Короче говоря, у меня имелись основания ценить выпадающие на мою долю свободные дни и недели. Теперь же, благо работоспособность моя восстановилась, я надеялся провести их в высшей степени плодотворно.
Отключив телефон и запершись на несколько дней дома, я дописал статью для «Известий Всесоюзного географического общества», набросал несколько заметок для популярных изданий, прочитал корректуру своей книги, а затем отбыл в Ленинград, где отлично поработал в библиотеке Географического общества.
Вернувшись в Москву, я узнал, что Березкин уже несколько раз звонил и просил заехать к нему безотлагательно.
Я застал своего друга в настроении, которое не назвал бы безоблачным.

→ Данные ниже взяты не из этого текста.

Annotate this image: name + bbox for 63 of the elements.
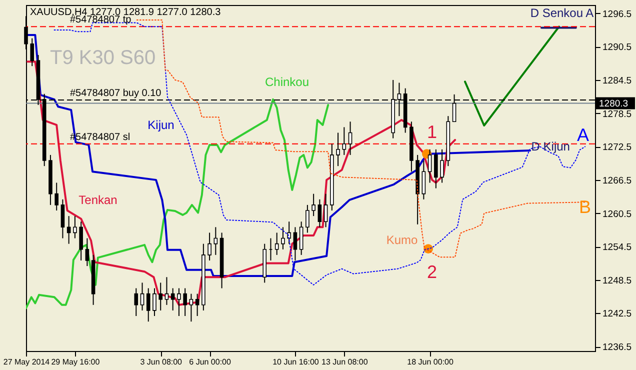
x-tick-label: 10 Jun 16:00 bbox=[272, 358, 320, 366]
y-tick-label: 1266.5 bbox=[602, 175, 632, 186]
y-tick-label: 1236.5 bbox=[602, 342, 632, 354]
candlestick bbox=[312, 193, 316, 217]
candlestick bbox=[336, 132, 340, 167]
annotation: 1 bbox=[426, 122, 438, 142]
annotation: A bbox=[576, 125, 590, 145]
candlestick bbox=[299, 221, 304, 256]
candlestick bbox=[177, 288, 181, 317]
candlestick bbox=[30, 38, 34, 67]
candlestick bbox=[134, 288, 138, 317]
candlestick bbox=[152, 288, 156, 317]
candlestick bbox=[54, 182, 58, 211]
ref-line-label: #54784807 tp bbox=[70, 14, 132, 26]
y-tick-label: 1260.5 bbox=[602, 208, 632, 220]
y-tick-label: 1254.5 bbox=[602, 242, 632, 254]
candlestick bbox=[189, 293, 194, 322]
candlestick bbox=[281, 226, 285, 250]
candlestick bbox=[342, 126, 346, 156]
y-tick-label: 1296.5 bbox=[602, 8, 632, 20]
candlestick bbox=[208, 232, 212, 261]
candlestick bbox=[274, 232, 279, 256]
candlestick bbox=[60, 198, 65, 239]
line-series bbox=[26, 98, 330, 310]
candlestick bbox=[73, 216, 77, 239]
y-tick-label: 1290.5 bbox=[602, 42, 632, 54]
x-tick-label: 27 May 2014 bbox=[3, 358, 50, 366]
annotation: Kumo bbox=[386, 233, 418, 247]
annotation: 2 bbox=[426, 262, 438, 282]
x-tick-label: 6 Jun 00:00 bbox=[189, 358, 232, 366]
annotation: Kijun bbox=[148, 118, 174, 132]
x-tick-label: 13 Jun 08:00 bbox=[322, 358, 368, 366]
x-tick-label: 18 Jun 00:00 bbox=[407, 358, 454, 366]
candlestick bbox=[440, 148, 444, 184]
candlestick bbox=[158, 282, 162, 311]
candlestick bbox=[348, 121, 352, 156]
y-tick-label: 1278.5 bbox=[602, 108, 632, 120]
candlestick bbox=[318, 198, 322, 228]
candlestick bbox=[183, 288, 187, 317]
candlestick bbox=[146, 288, 150, 322]
candlestick bbox=[140, 282, 144, 311]
annotation: Tenkan bbox=[78, 193, 118, 207]
candlestick bbox=[306, 204, 310, 234]
ref-line-label: 1280.3 bbox=[599, 98, 628, 110]
ref-line-label: #54784807 buy 0.10 bbox=[70, 88, 162, 99]
candlestick bbox=[422, 160, 426, 200]
candlestick bbox=[79, 221, 83, 261]
candlestick bbox=[85, 238, 90, 267]
candlestick bbox=[195, 293, 200, 317]
y-tick-label: 1242.5 bbox=[602, 308, 632, 320]
annotation: B bbox=[578, 197, 592, 217]
annotation: T9 K30 S60 bbox=[50, 47, 156, 69]
candlestick bbox=[293, 226, 298, 261]
y-tick-label: 1248.5 bbox=[602, 275, 632, 286]
candlestick bbox=[434, 148, 438, 189]
y-tick-label: 1272.5 bbox=[602, 142, 632, 154]
candlestick bbox=[428, 148, 432, 184]
y-tick-label: 1284.5 bbox=[602, 75, 632, 86]
x-tick-label: 29 May 16:00 bbox=[51, 358, 100, 366]
annotation: Chinkou bbox=[264, 75, 310, 89]
candlestick bbox=[324, 193, 328, 228]
x-tick-label: 3 Jun 08:00 bbox=[140, 358, 183, 366]
annotation: D Senkou A bbox=[530, 6, 594, 20]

Он сам признался в этом и добавил:
— Ничего не могу тебе объяснить. То ли немножко устал, то ли неопределенность раздражает. Да, скорее всего неопределенность. Такое ощущение, что забрались мы далеко, а толку — на грош. И кажется, что не выпутаться нам из всех этих историй. Я говорил тебе, что ваза меня заинтересовала. Но можно ли из нее еще что-нибудь выжать? Я не уверен. Если не появятся дополнительные материалы для хроноскопии — считай, что время потрачено зря.

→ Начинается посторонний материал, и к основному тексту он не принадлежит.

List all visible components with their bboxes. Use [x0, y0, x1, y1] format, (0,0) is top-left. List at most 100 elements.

Я знал, что моему другу подчас свойственны приступы пессимизма. Но обычно случалось так, что один из нас сдавал в тот момент, когда другой, как говорится, находился на подъеме. Поскольку я занимался совершенно иными делами, то раздумья о неудачах хроноскопии отнюдь не вымотали меня. Наоборот, я привез из Ленинграда изрядный запас бодрости, а как вести себя с захандрившим Березкиным, мне было отлично известно.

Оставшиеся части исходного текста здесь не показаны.